При мысли об этом Кутлуг-Темир припомнил князя Ивана. «Хорош урусский конязь Иван. Подарки дал, - подумал он о замшевом мешочке, наполненном драгоценными камнями и золотом, и о двух больших берестяных коробьях с мехами куниц и чёрных лис. Только сегодня поутру привёз их ему Калита, - Не горд урусский конязь Иван. Такой конязь верный слуга Орде. Надобно сказать о том хану. И слова хорошие говорил урусский конязь: «Ты, великий наместник Хорезма, Кут- луг-Темир, велик, как и сам хан». Хе! Хорошие слова, сладкие, как тот мёд, который привозят из Руси. - Кут- луг-Темир довольно причмокнул, подумав при этом о просьбе Калиты. - За Москву просил. Как говорил конязь Иван: «Мы, московиты, зла Орде не творим и выход платим немалый. Так пошто же хан гнев держит на нас? Коли разорят воины хана Московское княжество, то какая Орде от того польза? Ну, один раз возьмёт Орда, а потом сколь лет пройдёт, покуда оправимся да выход платить почнём исправно?»

На что Кутлуг-Темир спросил:

- Великий хан гневом ослеплён, и как остановить поход Орды на Русь, конязь Иван, я не мыслю.

- Есть у меня дума тайная, - ответил Калита, - да боюсь сказывать.

- Говори!

- Ныне, коли великий хан во гневе и нет иного пути остановить его, сказать бы тебе, всесильный наместник Хорезма, что дошёл до тя слух, будто хулагуидский хан Абу-Саид воинов кличет. Уже не на Орду ли войско готовит?…

«Хитрый конязь Иван, - снова подумал Кутлуг-Темир. - Что же, сказать хану о том можно. Пусть шакал злости взыграет в нём».

И, представив, как будет неистовствовать Узбек от такой вести и какие проклятья посыплются на голову Абу-Саида, он злорадно засмеялся.

«А конязя Ивана в обиду давать нельзя, - твёрдо решил Кутлуг. - И ещё конязь Иван умно сказал то же, что и завещал великий хан Чингис: «Тому, кто платит выход и не поднимает руку на Орду, не стоит рубить голову».

Кутлуг-Темир открыл глаза, долго лежал, уставившись в белый войлок юрты.
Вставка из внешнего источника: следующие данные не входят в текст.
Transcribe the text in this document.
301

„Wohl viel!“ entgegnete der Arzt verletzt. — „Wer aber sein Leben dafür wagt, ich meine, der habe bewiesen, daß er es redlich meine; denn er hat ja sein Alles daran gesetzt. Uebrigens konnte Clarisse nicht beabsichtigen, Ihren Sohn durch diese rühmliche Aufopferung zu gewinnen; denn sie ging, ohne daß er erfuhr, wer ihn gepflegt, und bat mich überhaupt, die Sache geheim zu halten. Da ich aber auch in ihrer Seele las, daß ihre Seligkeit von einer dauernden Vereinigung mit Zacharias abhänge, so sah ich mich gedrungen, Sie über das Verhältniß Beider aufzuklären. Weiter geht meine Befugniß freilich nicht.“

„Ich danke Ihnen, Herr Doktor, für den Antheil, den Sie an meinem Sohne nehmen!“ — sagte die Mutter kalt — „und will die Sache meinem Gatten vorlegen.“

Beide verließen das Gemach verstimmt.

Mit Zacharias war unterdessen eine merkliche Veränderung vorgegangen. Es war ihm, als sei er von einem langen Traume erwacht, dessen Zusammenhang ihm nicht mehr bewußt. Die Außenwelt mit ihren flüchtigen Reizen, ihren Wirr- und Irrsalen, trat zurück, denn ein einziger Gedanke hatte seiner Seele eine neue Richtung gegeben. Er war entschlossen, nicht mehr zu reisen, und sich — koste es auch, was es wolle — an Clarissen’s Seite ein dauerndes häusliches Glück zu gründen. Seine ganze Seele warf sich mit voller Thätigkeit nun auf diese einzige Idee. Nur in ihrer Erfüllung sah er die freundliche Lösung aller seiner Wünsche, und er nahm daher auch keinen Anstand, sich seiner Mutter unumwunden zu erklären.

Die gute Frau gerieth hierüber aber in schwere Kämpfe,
Мудрый Чингисхан, мудрый и его внук Бату-хан. Они потрясли вселенную. С тех пор не было в Орде таких ханов. Все другие только едят то, что добыли им Чингис и Бату. Вот если бы великим ханом был он, Кутлуг-Темир. Его слава затмила бы славу Чингиса и Батыя. Но власть великого хана сама в руки не даётся. Её надо отнять у Узбека. А у того сила, что можно поделать с ней? Нет, лучше быть наместником Хорезма, чем, поднявши руку противу Узбека, лишиться головы.

При воспоминании об этом Кутлуг-Темир почувствовал, что ему жарко. Он снял с живота горшочек с углями, попытался прогнать назойливую мысль. Кутлуг-Темиру уже мерещилось, что Узбек знает, о чём он сейчас подумал, и к нему в юрту вот-вот ввалятся те, кому хан велел умертвить его. Наконец он успокоился, сказав самому себе:

- Кто может читать мысли человека, кроме аллаха? А аллах нем, как раб, лишённый языка.

* * *

Минула неделя, как русский князь в Орде, а к хану его всё не звали, и Калита томился. Воевода Александр Иванович вчерашний день рассказывал, что ордынцы готовятся к походу и русскую дружину стерегут зорко, но, несмотря на это, он, Александр, без княжьего указа, на свой страх и риск, послал одного воина в Москву, с устным наказом к воеводе Фёдору Акинфичу, чтобы там на всяк случай готовы были ко всему…

«Видно, с умыслом нас хан из Орды не выпускает, - говорил воевода. - Ждать бы нам в Москве ордынского набега. А то раздробили дружину: часть там, часть здесь. Не лучше было бы держать её одним кулаком, глядишь, вместе с тверичами да суждальцами и отбились бы от ордынцев…»

Волнение не покидало Ивана Даниловича. «Неужели не удастся отвести грозу? Кого ещё просить, кого улещить подарками? У ханши был, Кутлуг-Темиру кланялся, не обошёл и Туралыка. Только что самому хану не посылал дары, - думал Калита. - Хану надобно самолично вручить при встрече. А будет ли она?»